Originality: while the principle is certainly common in the literature, this is the first paper to demonstrate frequentist regret guarantees for perturbation induced exploration. Proof techniques do not appear to be terribly different than the prior arm, with the key differences appearing in Lemmas 4-5. Quality: The work appears generally correct, and the proofs are readable and succinct. Clarity: the proofs appear generally correct however, I believe that the third inequality beneath line 360 in the appendix could be explained more thoroughly, since justifying this statement crucially relies on conditioning on H_{k-1}, which is not indicated in the notation. Moreover, I think in the description of the algorithm, it should be stressed that the data augmentation is solely for planning, and not for estimation of transition probabilities. Significance: I think the significance of the paper lies in the argument that optimism is not a realistic framework for more complicated RL settings, and that randomized data augmentation gives a more plausible approach which is still amenable to theoretical analysis. However, I do not know if the fact that randomized value functions do in fact ensure frequentist regret guarantees is terribly surprising.
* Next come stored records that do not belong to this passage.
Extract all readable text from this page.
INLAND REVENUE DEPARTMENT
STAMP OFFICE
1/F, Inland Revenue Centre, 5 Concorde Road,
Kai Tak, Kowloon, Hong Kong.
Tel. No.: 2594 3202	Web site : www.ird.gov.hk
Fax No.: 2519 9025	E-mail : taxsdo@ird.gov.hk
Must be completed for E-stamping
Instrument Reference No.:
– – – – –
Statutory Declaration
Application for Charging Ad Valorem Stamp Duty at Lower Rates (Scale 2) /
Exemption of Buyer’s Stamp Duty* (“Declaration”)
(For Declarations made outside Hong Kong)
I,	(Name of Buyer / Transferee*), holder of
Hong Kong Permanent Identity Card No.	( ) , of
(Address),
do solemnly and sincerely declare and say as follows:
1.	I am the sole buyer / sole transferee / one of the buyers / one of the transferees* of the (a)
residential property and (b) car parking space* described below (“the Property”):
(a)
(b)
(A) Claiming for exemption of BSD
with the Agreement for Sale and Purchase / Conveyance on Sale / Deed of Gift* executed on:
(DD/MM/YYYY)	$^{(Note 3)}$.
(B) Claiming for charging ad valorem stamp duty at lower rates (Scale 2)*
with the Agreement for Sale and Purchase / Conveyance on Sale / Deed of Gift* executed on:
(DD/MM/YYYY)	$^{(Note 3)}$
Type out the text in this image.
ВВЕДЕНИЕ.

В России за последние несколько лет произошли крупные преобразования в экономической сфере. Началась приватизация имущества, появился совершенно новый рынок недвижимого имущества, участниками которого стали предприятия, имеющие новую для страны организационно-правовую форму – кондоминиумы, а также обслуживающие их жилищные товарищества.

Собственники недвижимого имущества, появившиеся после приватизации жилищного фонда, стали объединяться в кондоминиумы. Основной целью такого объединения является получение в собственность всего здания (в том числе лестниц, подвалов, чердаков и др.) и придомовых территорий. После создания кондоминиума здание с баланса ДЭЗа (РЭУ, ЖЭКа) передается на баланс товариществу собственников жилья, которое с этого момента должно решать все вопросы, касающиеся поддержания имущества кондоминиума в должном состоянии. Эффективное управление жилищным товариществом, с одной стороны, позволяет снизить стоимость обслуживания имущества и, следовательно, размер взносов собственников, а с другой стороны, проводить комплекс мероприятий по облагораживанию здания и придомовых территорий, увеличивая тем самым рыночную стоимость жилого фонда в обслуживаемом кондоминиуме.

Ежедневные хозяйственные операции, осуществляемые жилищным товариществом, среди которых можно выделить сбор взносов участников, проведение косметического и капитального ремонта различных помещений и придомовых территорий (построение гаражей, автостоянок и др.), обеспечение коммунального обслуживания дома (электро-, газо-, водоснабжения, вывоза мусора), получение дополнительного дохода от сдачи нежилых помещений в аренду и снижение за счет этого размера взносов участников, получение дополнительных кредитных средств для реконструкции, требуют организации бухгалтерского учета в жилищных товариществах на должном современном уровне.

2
In sum, my inclination to accept the paper is not so much for its technical novelty, as for bringing to light the fact that there are other algorithm design paradigms for RL that may generalize better than optimism in more complex settings, but which are nevertheless theoretically sound.

Reviewer 3

RLSVI belongs to a family of algorithms that can be used with function approximation to encourage exploration. While the method enjoys some theoretical guarantees in the tabular setting, previous analyses provide Bayesian regret bound, and this paper addresses the frequentist (worst-case) regret. The writing is clear and the text provides interesting discussions and insights around the problem. In general I like the paper, and I have several clarification questions for the authors: 1. Regarding worst-case regret bounds for Thompson-sampling-like methods, it reminds me of the work of Agrawal and Jia [3]. If you look at their algorithm, it's actually two-phased: they use optimism when the sample size is small, and only switch to legit Thompson sampling in the large sample regime. What's interesting to me about the current paper is that there are no such two-phased structure, which looks a little bit too good and I will explain why: RLSVI is similar and closely related to bootstrapping, and we know that bootstrapping only works when the data somewhat resemble the true distribution. This requirement can be difficult to satisfy in MDPs: unlike bandits where you can just sample each action a small number of times to achieve full coverage, in MDPs we often find ourselves not having any data at all from certain states in the middle of exploration. Now I guess this is circumvented by choosing \beta_k to be large enough in the beginning---in fact I was expecting \beta_k to start with O(H) value, the magnitude of the reward function, only to find that it starts with O(H^3)... but this does not fully answer my question: high noise would simply induce uniformly random exploration, which is for sure inefficient (e.g., in combination locks). Can you give some insights on this matter? 2. Algorithm 1 is very nice in the sense that one can almost directly use it in the function approximation setting (e.g., there is no mention of the visitation counters), except for Line 6 that samples the \tilde{Q} from a tabular prior. Some discussions about what's the counterpart of this step in the function approximation setting can be interesting. ----------------Update after rebuttal---------------- Thanks for the response, and it makes a lot of sense. I keep my original recommendation.